Turning Air into Water

40 percent of the world is dealing with a water shortage. This means that over 2 billion people have to survive in barren and often unsanitary conditions, while everything crumbles around them. Nothing can survive without water. Plants dry up, cattle starve to death, and people succumb to the ailments associated with drinking unsanitary water.

The irony is that water exists all around us. Water droplets shining on leaves in the morning seem to appear out of thin air. This is where companies like EWA Technologies and Air2Water will collect water.

EWA gives a rough estimate of how much water there actually is in our atmosphere: “Air humidity, an unlimited renewable natural resource, is available to all mankind, except in few extreme climatic regions where the temperature is bellow 4oC or extreme arid zone. One cubic kilometer of air contains 10 to 40 tones of life-giving water. Nature continually recharges the atmosphere with humidity by evaporation from the world’s oceans, seas and fresh water bodies.”

Both companies use similar technologies. Air is pulled into a machine where it is condensed into water after passing through a filtration system that removes airborne particles and bacteria. Air2Water also applies UV light to the collected water to ensure that consumers won’t sip up any bacteria or viruses as well.

More than one billion people currently
lack adequate or sufficient drinking water.
(Photo: EWA Technologies Group)

EWA prides itself on using as little energy as possible in the process. By using both residual water and solar heat to power their products, the price of producing water comes to about 5 US cents per cubic meter!

EWA is focused on providing the liquid to nations hit the hardest because of economic hardships and location; like rural villages nowhere near a river and without pipelines.

EWA uses a desiccant material to attract moisture. (Silica Gel and Rice (often found in salt shakers) are examples of desiccant materials that absorb moisture from the air.) The water is then collected through processes involving wind drying, heating and vacuum.
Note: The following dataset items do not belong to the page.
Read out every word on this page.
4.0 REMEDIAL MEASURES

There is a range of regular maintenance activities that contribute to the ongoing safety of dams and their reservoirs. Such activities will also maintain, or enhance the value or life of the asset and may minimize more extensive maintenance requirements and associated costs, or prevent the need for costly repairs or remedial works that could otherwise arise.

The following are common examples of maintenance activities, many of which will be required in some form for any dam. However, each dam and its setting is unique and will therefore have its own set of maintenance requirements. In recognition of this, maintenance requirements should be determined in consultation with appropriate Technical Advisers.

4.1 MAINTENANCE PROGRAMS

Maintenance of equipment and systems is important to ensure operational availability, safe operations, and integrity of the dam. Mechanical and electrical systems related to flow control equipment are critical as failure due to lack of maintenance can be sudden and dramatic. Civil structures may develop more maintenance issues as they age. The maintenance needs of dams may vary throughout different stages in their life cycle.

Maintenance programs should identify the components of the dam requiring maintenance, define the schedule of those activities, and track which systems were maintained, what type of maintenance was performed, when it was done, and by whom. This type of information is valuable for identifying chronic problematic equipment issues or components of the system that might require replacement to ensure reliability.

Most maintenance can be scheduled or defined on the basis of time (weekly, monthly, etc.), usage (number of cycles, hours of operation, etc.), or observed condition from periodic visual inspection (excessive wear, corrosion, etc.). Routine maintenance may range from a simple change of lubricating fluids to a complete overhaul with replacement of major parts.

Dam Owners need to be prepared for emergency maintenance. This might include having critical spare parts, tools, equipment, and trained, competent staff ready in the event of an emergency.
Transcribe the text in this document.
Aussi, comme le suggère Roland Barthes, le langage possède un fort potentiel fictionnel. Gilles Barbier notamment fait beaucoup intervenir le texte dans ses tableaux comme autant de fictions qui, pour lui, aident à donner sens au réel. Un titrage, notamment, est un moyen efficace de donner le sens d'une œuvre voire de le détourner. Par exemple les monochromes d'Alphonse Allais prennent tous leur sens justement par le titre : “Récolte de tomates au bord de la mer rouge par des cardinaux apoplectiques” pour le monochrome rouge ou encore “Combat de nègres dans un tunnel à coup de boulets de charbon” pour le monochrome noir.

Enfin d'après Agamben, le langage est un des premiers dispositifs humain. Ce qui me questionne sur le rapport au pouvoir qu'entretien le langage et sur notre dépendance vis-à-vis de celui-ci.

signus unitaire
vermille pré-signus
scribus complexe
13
EWA has a variety of models, all using the same technology, ranging from devices that produce a few liters to larger machines that pour out a whopping 1000 liters on a daily basis. Combining a few of the larger machines could fill up a swimming pool in no time!

Water has been a topic of debate for decades. WaterAsia is hosting their 9th international conference and exhibition this month, which focuses entirely on the water industry. Companies like EWA and Air2Water are sure to make an appearance alongside representatives of breweries, power stations, oil refineries, fiber plants and countless other companies that depend on water to function. It seems like everyone could benefit from a little more water at their disposal.

One Response to “Turning Air into Water”
  1. Nick Sharp says:

    “One cubic kilometer of air contains 10 to 40 tones of life-giving water.”

    I think you will find the figure is wrong by ~1000.

    The sat vap density of water at eg 30 deg C is 30gm per cu M. So as 1 cu KM=1000,000,000 cu M, a cu KM at RH=100% (sat) and 30 deg C would hold 30,000 tonnes (not ‘tones’ !!).

    Maybe the errors came first from EWA, and secondly by copying them!

    What it means is the opportunities of extracting fresh water from air are HUGE. Good!